Café Encounter, Jane Stevensen
Outside the café a couple of tables had spare chairs. She opted for the one where the woman wearing a shabby Barbour jacket sat, cigarette in hand, engrossed in her phone. She didn’t even look up. The morning was grey and nondescript, the hint of rain in the air holding off for now, and she ordered a coffee she didn’t want. As the waiter went back inside, she glanced first up the street towards the square, then in the opposite direction, checking, taking it all in. Classic surveillance straight out of Day 1 training but necessary all the same. A flutter of paper caught her eye; the breeze was constant and it didn’t add up – something was holding the paper in place. Oh come on Victor she thought, there are dead drops and dead drops. The grotty municipal bin was on the corner; she could walk past it without attracting attention. Scrabbling through her pocket litter for something to legitimately throw away she found the Post-it note she’d jotted the now defunct National Insurance number of the Raven on.

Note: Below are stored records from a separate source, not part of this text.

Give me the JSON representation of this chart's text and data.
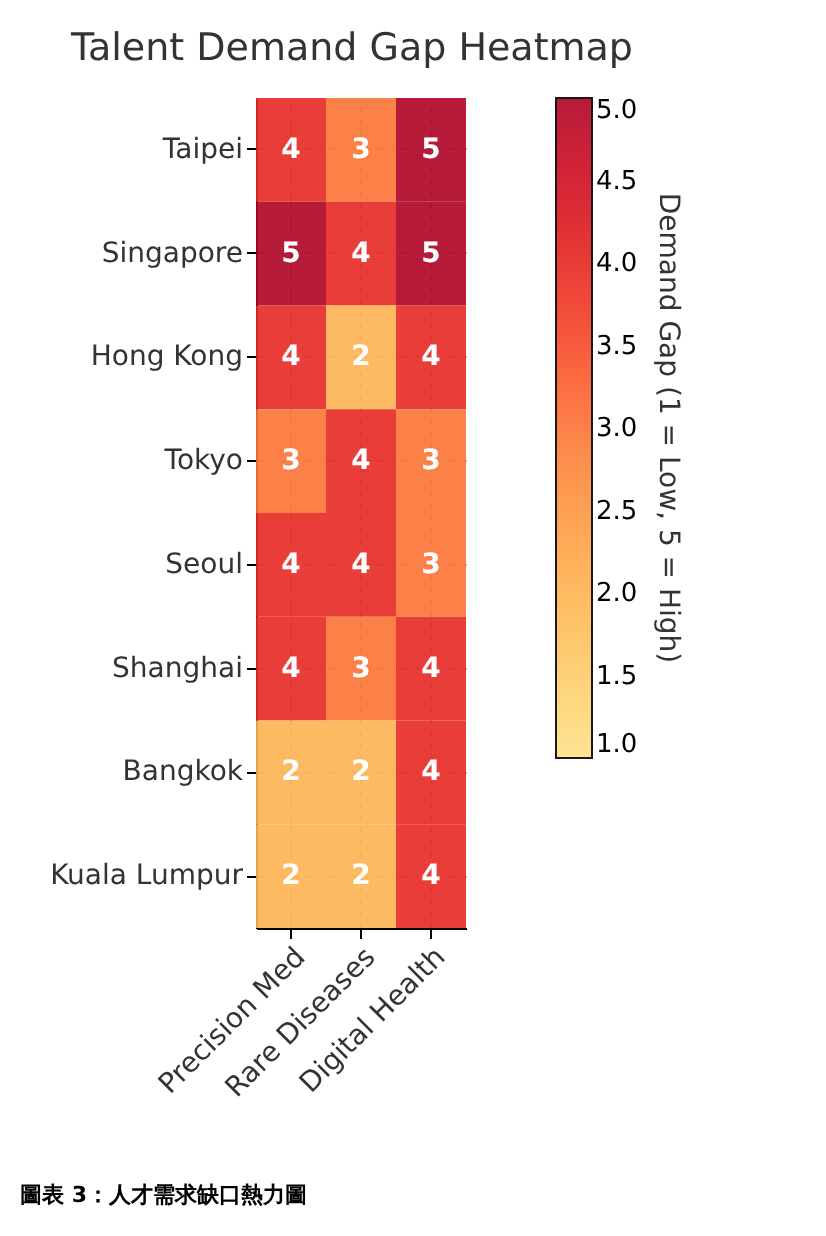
{
  "chart_data": {
    "type": "heatmap",
    "title": "Talent Demand Gap Heatmap",
    "categories": [
      "Precision Med",
      "Rare Diseases",
      "Digital Health"
    ],
    "y_categories": [
      "Taipei",
      "Singapore",
      "Hong Kong",
      "Tokyo",
      "Seoul",
      "Shanghai",
      "Bangkok",
      "Kuala Lumpur"
    ],
    "cells": [
      [
        4,
        3,
        5
      ],
      [
        5,
        4,
        5
      ],
      [
        4,
        2,
        4
      ],
      [
        3,
        4,
        3
      ],
      [
        4,
        4,
        3
      ],
      [
        4,
        3,
        4
      ],
      [
        2,
        2,
        4
      ],
      [
        2,
        2,
        4
      ]
    ],
    "data_labels": true,
    "clabel": "Demand Gap (1 = Low, 5 = High)",
    "clim": [
      1,
      5
    ],
    "cticks": [
      {
        "value": 1,
        "label": "1.0"
      },
      {
        "value": 1.5,
        "label": "1.5"
      },
      {
        "value": 2,
        "label": "2.0"
      },
      {
        "value": 2.5,
        "label": "2.5"
      },
      {
        "value": 3,
        "label": "3.0"
      },
      {
        "value": 3.5,
        "label": "3.5"
      },
      {
        "value": 4,
        "label": "4.0"
      },
      {
        "value": 4.5,
        "label": "4.5"
      },
      {
        "value": 5,
        "label": "5.0"
      }
    ],
    "grid": true,
    "annotations": [
      "圖表 3：人才需求缺口熱力圖"
    ]
  }
}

Finishing her cappuccino and nodding at her neighbour who was still clearly absorbed in doomscrolling, she walked towards the corner, with just enough purpose to suggest a woman with places to go, people to see. She deftly dropped the screwed-up pink note into the bin whilst pocketing the white page held in place by a sliver of parcel tape without breaking her stride. The usual fizz of adrenaline made itself felt – even in a tiny op like this one it always gave her that shot of excitement. She turned the corner. Job done.
And then the realisation hit her like a runaway train. The Barbour jacket – she’d been out-surveillanced.